Libri > Hunger Games
Segui la storia  |       
Autore: Flownes    17/07/2012    4 recensioni
Cosa sarebbe successo se i settantaquattresimi Hunger Games, quelli di Katniss e Peeta, fossero finiti normalmente come tutti gli altri? Gli Hunger Games sarebbero continuati. Ecco, immaginate che nella famiglia Everdeen ci fosse anche un ragazzo, il figlio più piccolo per esempio...
Genere: Azione | Stato: in corso
Tipo di coppia: non specificato | Personaggi: Un po' tutti
Note: What if? | Avvertimenti: nessuno
Capitoli:
 <<  
Per recensire esegui il login o registrati.
Dimensione del testo A A A
Il mio sonno tranquillo e senza sogni viene improvvisamente turbato da uno scricchiolio.
Arriccio il naso, ancora addormentato, e lo ignoro.
Ma non posso ignorare un urlo terribile che squarcia l’aria dell’alba.
Di scatto mi metto a sedere e la vista di Wes che si schianta a terra insieme al ramo sul quale stava facendo la guardia, mi paralizza. Un altro grido, quello di Leigh, mi riscuote appena e quando sento il mio ramo cedere lentamente, mi sfilo in fretta e furia dal sacco a pelo e inizio a saltare di ramo in ramo verso terra. Tutto sta crollando, ogni ramo che sfioro con i piedi si spezza sotto il mio peso. Ho il cuore a mille e il terrore mi impedisce di fermarmi a riflettere su quanto sta succedendo. Vedo solo un mare di schegge volarmi attorno. E Leigh, che sta cercando di salvarsi, proprio come me.
Quando sono a circa dieci metri dal suolo, il ramo su cui sono appeso si spezza troppo presto e precipito verso la terra, atterro flettendo le ginocchia e i gomiti, che poi cedono facendomi sbattere la faccia sul duro terreno.
In una frazione di secondo alzo lo sguardo su Wes.
I suoi riccioli rossi affiorano sotto l’enorme ramo che lo schiaccia a terra.
Sto per urlare, correre ad aiutarlo, liberarlo, salvarlo, ma non faccio in tempo a fare nulla.
Un dolore terribile alla schiena, poi tutto diventa buio.
Quando riapro gli occhi vedo il cielo, frastagliato dai rami degli alberi e dalle loro foglie verdi.
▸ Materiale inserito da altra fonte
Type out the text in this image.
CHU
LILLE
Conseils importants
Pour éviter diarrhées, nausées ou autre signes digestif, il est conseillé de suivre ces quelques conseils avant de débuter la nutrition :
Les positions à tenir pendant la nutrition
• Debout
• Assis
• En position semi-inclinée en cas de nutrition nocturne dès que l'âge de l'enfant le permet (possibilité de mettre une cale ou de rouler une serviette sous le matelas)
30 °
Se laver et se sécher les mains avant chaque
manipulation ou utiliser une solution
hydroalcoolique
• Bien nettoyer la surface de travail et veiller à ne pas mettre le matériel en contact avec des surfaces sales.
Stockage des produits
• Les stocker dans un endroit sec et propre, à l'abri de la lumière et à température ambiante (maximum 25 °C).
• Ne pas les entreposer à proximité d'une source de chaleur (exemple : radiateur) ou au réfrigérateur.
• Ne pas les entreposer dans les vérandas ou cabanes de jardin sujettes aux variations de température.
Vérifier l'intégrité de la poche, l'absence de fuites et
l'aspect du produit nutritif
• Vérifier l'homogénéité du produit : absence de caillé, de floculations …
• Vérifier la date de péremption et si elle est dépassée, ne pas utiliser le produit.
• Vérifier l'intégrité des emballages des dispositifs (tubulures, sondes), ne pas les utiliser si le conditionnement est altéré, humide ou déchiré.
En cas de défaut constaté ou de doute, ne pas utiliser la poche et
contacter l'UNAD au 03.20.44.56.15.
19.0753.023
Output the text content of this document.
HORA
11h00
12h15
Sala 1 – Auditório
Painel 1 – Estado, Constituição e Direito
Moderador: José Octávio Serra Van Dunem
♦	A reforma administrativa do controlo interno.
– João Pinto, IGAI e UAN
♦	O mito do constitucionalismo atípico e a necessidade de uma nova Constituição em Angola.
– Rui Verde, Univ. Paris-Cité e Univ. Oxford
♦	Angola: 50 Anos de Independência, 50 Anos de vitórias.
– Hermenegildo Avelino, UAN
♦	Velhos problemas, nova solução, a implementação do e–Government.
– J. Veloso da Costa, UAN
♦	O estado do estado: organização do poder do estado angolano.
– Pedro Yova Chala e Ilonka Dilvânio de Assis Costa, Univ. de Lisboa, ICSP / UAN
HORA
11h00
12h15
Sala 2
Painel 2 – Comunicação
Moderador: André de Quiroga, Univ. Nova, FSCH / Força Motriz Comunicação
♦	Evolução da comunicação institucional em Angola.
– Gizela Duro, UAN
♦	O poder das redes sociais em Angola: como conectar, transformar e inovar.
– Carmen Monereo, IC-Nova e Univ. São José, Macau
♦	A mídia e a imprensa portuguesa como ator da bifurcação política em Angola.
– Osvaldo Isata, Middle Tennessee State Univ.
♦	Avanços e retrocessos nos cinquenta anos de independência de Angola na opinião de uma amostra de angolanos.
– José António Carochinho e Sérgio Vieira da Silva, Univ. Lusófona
Appena provo a mettermi seduto, una fitta alla schiena mi toglie il respiro.
Stringo i denti e chiudo gli occhi, soffocando un urlo. Sono ancora nell’arena, non posso rivelare la mia posizione così facilmente.
Quando passa il dolore, restando immobile, riconosco il viso di Leigh, seduta al mio fianco: ha gli occhi gonfi e rossi e non riesce a sostenere il mio sguardo, assetato di una risposta alla mia paura più grande.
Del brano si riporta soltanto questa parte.